The World Economic Forum (WEF) argues that ‘the question is not whether to invest in AI, but how to do so in a way that preserves agency, safeguards equity and builds future-ready infrastructure’. Stargate UAE, it suggests, ‘offers an early glimpse into what this could look like; this is not just a data centre, it is national infrastructure’.

Building sovereign AI capacity that supports national strategic goals, adds the WEF, has implications globally – and for emerging economies in particular.

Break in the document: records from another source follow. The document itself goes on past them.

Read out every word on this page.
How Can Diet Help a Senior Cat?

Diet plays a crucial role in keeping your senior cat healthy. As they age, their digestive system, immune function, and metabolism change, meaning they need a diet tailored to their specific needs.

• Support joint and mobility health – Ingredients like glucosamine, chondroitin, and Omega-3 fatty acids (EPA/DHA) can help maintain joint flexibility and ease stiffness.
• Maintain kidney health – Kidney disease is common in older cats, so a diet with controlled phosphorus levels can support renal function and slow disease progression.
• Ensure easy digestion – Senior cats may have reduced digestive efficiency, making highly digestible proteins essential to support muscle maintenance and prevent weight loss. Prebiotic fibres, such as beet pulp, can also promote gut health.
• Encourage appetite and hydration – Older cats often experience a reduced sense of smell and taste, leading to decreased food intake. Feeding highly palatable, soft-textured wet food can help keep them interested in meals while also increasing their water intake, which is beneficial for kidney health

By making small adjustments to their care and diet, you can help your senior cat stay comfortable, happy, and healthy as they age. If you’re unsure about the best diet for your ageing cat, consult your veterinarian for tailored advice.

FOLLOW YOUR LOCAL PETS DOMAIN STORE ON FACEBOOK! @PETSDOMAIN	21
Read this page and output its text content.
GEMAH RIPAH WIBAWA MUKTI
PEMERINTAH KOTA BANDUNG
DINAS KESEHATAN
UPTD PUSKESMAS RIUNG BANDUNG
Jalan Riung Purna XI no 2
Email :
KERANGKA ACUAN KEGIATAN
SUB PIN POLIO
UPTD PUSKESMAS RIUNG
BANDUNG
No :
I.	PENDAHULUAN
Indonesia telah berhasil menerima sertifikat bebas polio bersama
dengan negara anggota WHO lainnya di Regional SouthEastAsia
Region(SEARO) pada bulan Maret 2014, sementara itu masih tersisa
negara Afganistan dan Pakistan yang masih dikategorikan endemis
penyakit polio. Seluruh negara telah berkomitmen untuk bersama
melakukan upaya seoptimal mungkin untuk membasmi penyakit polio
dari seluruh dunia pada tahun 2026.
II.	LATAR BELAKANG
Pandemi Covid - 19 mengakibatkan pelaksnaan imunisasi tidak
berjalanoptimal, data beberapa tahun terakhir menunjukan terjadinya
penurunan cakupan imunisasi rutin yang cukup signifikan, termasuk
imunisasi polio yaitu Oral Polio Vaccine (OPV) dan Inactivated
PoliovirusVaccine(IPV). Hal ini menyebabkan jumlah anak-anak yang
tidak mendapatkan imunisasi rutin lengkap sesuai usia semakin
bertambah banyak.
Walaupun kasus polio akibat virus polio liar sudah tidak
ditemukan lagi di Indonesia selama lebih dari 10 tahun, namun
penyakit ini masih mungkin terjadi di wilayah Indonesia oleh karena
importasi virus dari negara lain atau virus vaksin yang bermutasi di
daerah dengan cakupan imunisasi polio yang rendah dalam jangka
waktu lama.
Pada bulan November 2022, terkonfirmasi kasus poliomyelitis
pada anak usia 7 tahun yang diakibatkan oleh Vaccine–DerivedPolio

AI sovereignty is not just about competitiveness; ‘it is about inclusion, about whether health algorithms reflect local disease burdens, whether agricultural systems speak local languages, and whether educational platforms embed local knowledge.’

Arabic LLMs take off

Although AI is much more than generative AI, this subset offers a glimpse of progress and potential in the GCC. Over recent years, the UAE and KSA have each separately developed and released their own Arabic-English large language models (LLMs), JAIS and ALLaM, powering JAIS Chat and HUMAIN Chat respectively.

As the world’s 400 million Arabic speakers and two billion Muslims can encounter language and cultural issues with offerings such as ChatGPT and the Chinese mainland’s DeepSeek, the availability of native-Arabic AI, which enables more people to create, learn and connect in their own language, culture and context, is significant locally and globally.

‘Globally competitive technologies can be rooted in our language, infrastructure and values’

‘The launch of HUMAIN Chat is a point of pride for Saudi Arabia – a historic milestone in our mission to build sovereign AI that is both technically advanced and culturally authentic,’ says Tareq Amin, CEO at Humain. ‘We are proving that globally competitive technologies can be rooted in our language, infrastructure and values – built in Saudi Arabia by Saudi talent.’

Both HUMAIN Chat and ALLaM are fluent in Islamic culture, heritage, classical Arabic and dialects, plus English. They will be globally available and HUMAIN Chat has already been rolled out locally and in the UK. ‘The potential is limitless,’ says Amin.

Expanding frontiers

This can also be said of JAIS and JAIS Chat, which were developed in Abu Dhabi by the research-focused Mohamed Bin Zayed University of Artificial Intelligence and the technology group G42. Their latest collaboration is K2 Think, which performs faster in maths and step-by-step reasoning than models such as DeepSeek’s R1.

‘K2 Think has shifted the AI reasoning paradigm from “bigger is better” to “smarter is better”,’ says Peng Xiao, Group CEO of G42 and MBZUAI board member. ‘Proving that smaller, more resourceful models can rival the largest reasoning systems marks the beginning of the next wave of AI innovation.’